A highlight of the recent 2016 Columbia County Peanut Twilight Tour was the presentation by an enthusiastic Tyron Spearman. Mr. Spearman is the Executive Secretary of the National Peanut Buying Points Association. This followed on the heels of an uninspiring report from Spearman in 2015 at last year’s Twilight Tour. The industry faced growing concerns of storage issues and low prices associated with a growing peanut supply and building stockpiles of peanuts in storage. Farmers were faced with the lowest prices for peanuts in a decade coming into the 2016 Season.

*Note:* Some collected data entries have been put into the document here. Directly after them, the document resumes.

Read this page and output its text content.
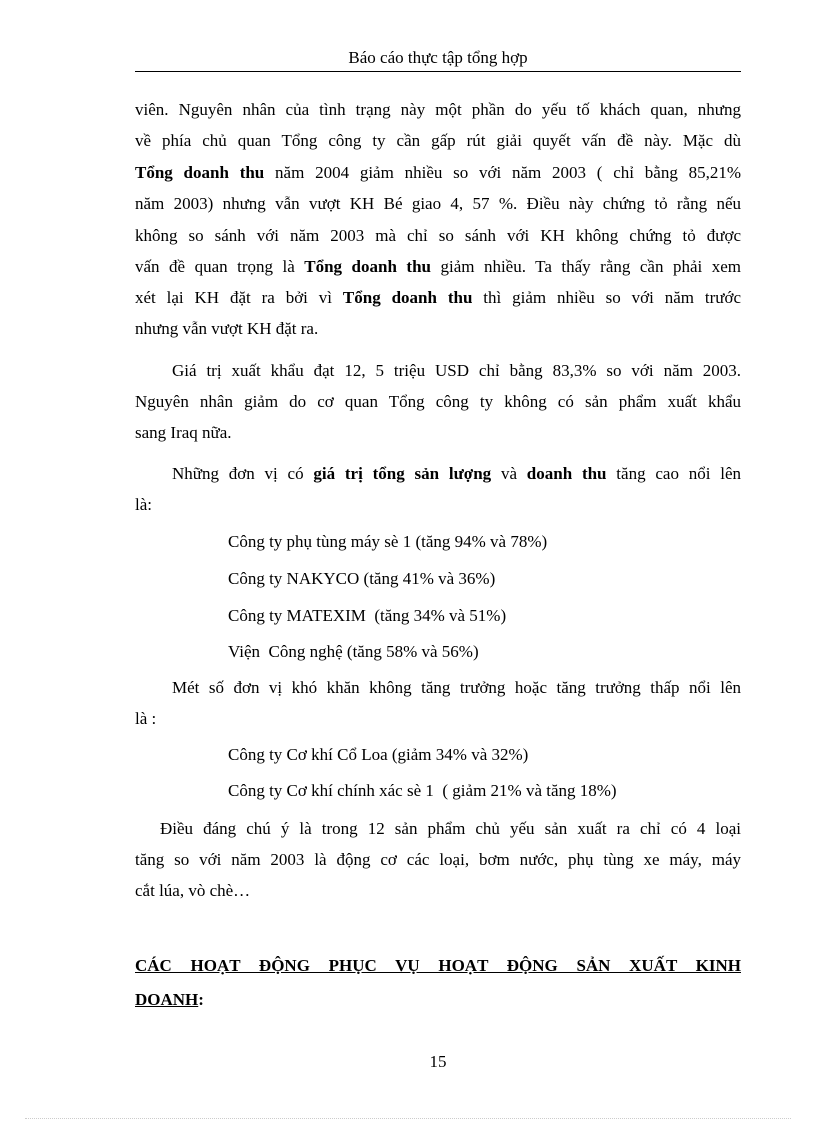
Báo cáo thực tập tổng hợp
viên. Nguyên nhân của tình trạng này một phần do yếu tố khách quan, nhưng
về phía chủ quan Tổng công ty cần gấp rút giải quyết vấn đề này. Mặc dù
Tổng doanh thu năm 2004 giảm nhiều so với năm 2003 ( chỉ bằng 85,21%
năm 2003) nhưng vẫn vượt KH Bé giao 4, 57 %. Điều này chứng tỏ rằng nếu
không so sánh với năm 2003 mà chỉ so sánh với KH không chứng tỏ được
vấn đề quan trọng là Tổng doanh thu giảm nhiều. Ta thấy rằng cần phải xem
xét lại KH đặt ra bởi vì Tổng doanh thu thì giảm nhiều so với năm trước
nhưng vẫn vượt KH đặt ra.
Giá trị xuất khẩu đạt 12, 5 triệu USD chỉ bằng 83,3% so với năm 2003.
Nguyên nhân giảm do cơ quan Tổng công ty không có sản phẩm xuất khẩu
sang Iraq nữa.
Những đơn vị có giá trị tổng sản lượng và doanh thu tăng cao nổi lên
là:
Công ty phụ tùng máy sè 1 (tăng 94% và 78%)
Công ty NAKYCO (tăng 41% và 36%)
Công ty MATEXIM  (tăng 34% và 51%)
Viện  Công nghệ (tăng 58% và 56%)
Mét số đơn vị khó khăn không tăng trưởng hoặc tăng trưởng thấp nổi lên
là :
Công ty Cơ khí Cổ Loa (giảm 34% và 32%)
Công ty Cơ khí chính xác sè 1  ( giảm 21% và tăng 18%)
Điều đáng chú ý là trong 12 sản phẩm chủ yếu sản xuất ra chỉ có 4 loại
tăng so với năm 2003 là động cơ các loại, bơm nước, phụ tùng xe máy, máy
cắt lúa, vò chè…
CÁC HOẠT ĐỘNG PHỤC VỤ HOẠT ĐỘNG SẢN XUẤT KINH
DOANH:
15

However, Spearman reported a surge in optimism for the peanut industry in 2016 and into 2017. It was a presentation that reminded me of a favorite Wynona Judd song; when you hit rock bottom you’ve got two ways to go, straight up or sideways. In fact I thought any minute Mr. Spearman could burst out one of my favorite verses. “Things are tough all over, but I’ve got good news. When you get down to nothing, you’ve got nothing to lose.” We never got to the Wynona lyrics, but the presentation by Mr. Spearman was in-fact inspiring to the crowd of farmers and the agri-business community looking for a reason to be excited in an era of falling commodity prices.

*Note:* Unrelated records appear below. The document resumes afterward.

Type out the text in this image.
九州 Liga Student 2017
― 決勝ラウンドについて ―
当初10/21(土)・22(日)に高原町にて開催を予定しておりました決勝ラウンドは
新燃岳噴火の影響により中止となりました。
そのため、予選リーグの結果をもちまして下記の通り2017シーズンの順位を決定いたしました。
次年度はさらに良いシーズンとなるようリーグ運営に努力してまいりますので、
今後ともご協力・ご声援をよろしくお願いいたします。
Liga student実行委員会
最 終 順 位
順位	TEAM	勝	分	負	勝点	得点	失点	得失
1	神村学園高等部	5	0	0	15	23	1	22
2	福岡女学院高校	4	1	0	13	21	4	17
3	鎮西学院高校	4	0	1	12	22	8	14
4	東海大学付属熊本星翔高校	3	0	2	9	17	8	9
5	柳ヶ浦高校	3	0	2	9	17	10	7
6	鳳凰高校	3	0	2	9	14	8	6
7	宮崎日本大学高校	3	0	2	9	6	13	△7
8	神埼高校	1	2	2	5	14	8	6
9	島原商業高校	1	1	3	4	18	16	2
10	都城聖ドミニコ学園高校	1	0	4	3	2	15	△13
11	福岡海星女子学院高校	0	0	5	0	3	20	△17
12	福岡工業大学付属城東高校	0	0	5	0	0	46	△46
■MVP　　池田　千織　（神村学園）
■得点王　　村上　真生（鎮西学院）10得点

Spearman rattled off case after case of favorable examples which will help the peanut industry work-through an oversupplied market. He suggested this will translate to improved prices at the farm level.
- 200,000 tons of in-shell peanuts “disappeared” to China; the Chinese sent manufactured goods and shipping containers returned to China full of peanuts. Demand for nutritious, high quality peanuts is growing by the Chinese middle class
- Month after month of increasing peanut usage in 2016
- Huge exports; raw-shelled up 20%, in-shell up 90%, peanut butter up 13%
- Domestic peanut usage up 3.8% for the year, expected to finish year up 4%
- Peanut snack use up 18%
- Government purchases for nutrition programs up 33%
- Total USA production estimated to be below 2015 on lower acres planted
- Crop harvesting challenges in Argentina reducing their crop by 25%. Exporters in Argentina having difficulty to meet shipping contracts. In some cases no goods available at all, in other cases peanut products are delayed or substituted
- Millennials (18-34) are the largest group in the United States, and these consumers are very clear about what they want: simple ingredients, free from artificial flavors, free from gluten, less sugar, less sodium, and convenience
The participating group of farmers and agri-business came away from the discussion inspired. I was reminded of a comment by Mr. Spearman from years past. Something to the tune of “If we don’t grow it, we can’t sell it.” The recent low prices encouraged greater demand, and will grow the consumer base at home and abroad. This nutritious and delicious product will find a satisfied customer somewhere in this great big world, and it all begins at the farm.